Russian president Vladimir Putin and Ukrainian president Volodymyr Zelensky will come face to face for the first time during the Normandy Format peace talks in Paris on Monday.
At first glance, the upcoming Putin-Zelensky summit appears to have all the necessary ingredients for a potential breakthrough meeting. The last gathering of the Normandy Format—four-way meetings between Russia, Ukraine, Germany, and France aimed at ending the war in eastern Ukraine—took place in 2016. Much has changed since then. Over the past several months, Moscow and Kyiv have held a historic prisoner swap and brokered a troop withdrawal deal between Ukrainian government forces and pro-Russian separatists.
But can the Putin-Zelensky summit live up to these high expectations? The National Interest spoke with several prominent Russian foreign policy analysts to better understand Moscow’s goals and expectations for the latest round of the Normandy Format peace talks.
Zelensky won a landslide victory in Ukraine’s presidential election back in April on a pledge to fight corruption and restart dialogue with Russia to end the war in eastern Ukraine. The comedian-turned-politician demonstrated his strong popular backing again in July, which is when his Servant of the People party captured a majority of seats in the country’s parliamentary elections. With this mandate from the Ukrainian public, Zelensky has been able to take the first steps in easing tensions with Moscow.

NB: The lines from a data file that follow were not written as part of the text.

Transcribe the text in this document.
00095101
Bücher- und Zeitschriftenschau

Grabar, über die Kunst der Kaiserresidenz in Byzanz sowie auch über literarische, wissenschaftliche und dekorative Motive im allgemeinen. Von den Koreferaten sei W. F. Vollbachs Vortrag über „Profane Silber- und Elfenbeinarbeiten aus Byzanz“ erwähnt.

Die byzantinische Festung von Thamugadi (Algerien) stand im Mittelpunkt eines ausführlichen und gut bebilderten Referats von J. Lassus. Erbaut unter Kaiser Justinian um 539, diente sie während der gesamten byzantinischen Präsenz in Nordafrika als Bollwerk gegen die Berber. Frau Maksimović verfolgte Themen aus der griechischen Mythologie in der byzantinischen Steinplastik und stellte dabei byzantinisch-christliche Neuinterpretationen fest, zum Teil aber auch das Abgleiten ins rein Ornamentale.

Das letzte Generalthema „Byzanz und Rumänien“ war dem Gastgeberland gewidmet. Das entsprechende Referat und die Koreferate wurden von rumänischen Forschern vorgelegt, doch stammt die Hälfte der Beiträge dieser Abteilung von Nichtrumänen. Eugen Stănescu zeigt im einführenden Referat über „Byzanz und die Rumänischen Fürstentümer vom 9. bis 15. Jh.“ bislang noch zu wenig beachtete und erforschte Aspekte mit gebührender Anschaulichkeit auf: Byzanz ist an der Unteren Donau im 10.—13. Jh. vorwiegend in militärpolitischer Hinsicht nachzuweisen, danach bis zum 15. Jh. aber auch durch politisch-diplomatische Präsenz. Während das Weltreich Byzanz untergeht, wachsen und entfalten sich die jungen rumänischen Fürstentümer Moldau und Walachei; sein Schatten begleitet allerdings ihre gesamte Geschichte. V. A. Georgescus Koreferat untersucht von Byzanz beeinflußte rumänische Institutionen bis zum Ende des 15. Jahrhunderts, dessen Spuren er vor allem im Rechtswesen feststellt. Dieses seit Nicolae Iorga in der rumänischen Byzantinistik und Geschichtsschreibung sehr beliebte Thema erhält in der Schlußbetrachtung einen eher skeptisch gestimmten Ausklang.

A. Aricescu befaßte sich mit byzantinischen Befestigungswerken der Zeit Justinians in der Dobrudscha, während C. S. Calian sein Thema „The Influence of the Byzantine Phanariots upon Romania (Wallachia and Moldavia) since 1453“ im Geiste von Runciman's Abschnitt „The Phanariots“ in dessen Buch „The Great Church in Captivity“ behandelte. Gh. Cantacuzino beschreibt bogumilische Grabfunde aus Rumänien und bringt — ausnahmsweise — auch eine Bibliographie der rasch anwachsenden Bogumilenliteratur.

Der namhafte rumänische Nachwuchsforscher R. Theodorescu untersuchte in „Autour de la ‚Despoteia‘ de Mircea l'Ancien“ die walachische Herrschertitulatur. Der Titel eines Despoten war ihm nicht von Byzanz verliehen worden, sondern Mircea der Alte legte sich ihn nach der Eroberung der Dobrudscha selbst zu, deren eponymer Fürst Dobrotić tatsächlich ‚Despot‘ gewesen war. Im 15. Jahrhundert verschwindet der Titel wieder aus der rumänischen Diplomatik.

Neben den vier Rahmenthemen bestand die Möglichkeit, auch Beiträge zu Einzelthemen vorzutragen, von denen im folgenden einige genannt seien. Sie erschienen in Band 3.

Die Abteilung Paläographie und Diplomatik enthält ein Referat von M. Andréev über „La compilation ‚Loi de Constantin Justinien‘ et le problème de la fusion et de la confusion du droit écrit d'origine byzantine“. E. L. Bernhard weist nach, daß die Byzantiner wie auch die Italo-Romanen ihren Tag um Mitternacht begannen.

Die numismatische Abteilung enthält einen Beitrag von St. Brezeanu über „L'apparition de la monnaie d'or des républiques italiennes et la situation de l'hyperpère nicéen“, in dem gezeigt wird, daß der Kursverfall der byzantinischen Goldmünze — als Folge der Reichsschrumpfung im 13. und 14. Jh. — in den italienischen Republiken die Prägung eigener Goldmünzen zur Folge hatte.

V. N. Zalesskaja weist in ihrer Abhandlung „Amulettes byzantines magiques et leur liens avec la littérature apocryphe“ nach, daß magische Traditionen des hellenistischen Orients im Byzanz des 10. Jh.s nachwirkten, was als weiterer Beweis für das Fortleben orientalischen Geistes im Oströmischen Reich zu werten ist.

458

In September, Russia and Ukraine exchanged dozens of prisoners. Then on October 1, the two countries and Moscow-backed separatist groups signed a peace roadmap that called for all sides to withdraw their troops from the front line to pave the way for elections conducted under Ukrainian law in the separatist-controlled territories.
But Zelensky’s overtures toward Moscow have not been popular with everyone. Following the announcement of Zelensky’s deal with Russia and the separatists, thousands of demonstrators rallied across Ukraine to accuse their president of “capitulating” to the Kremlin. Soldiers from ultra-nationalist Azov Battalion went so far as to initially refuse to obey Zelensky’s orders for withdrawal.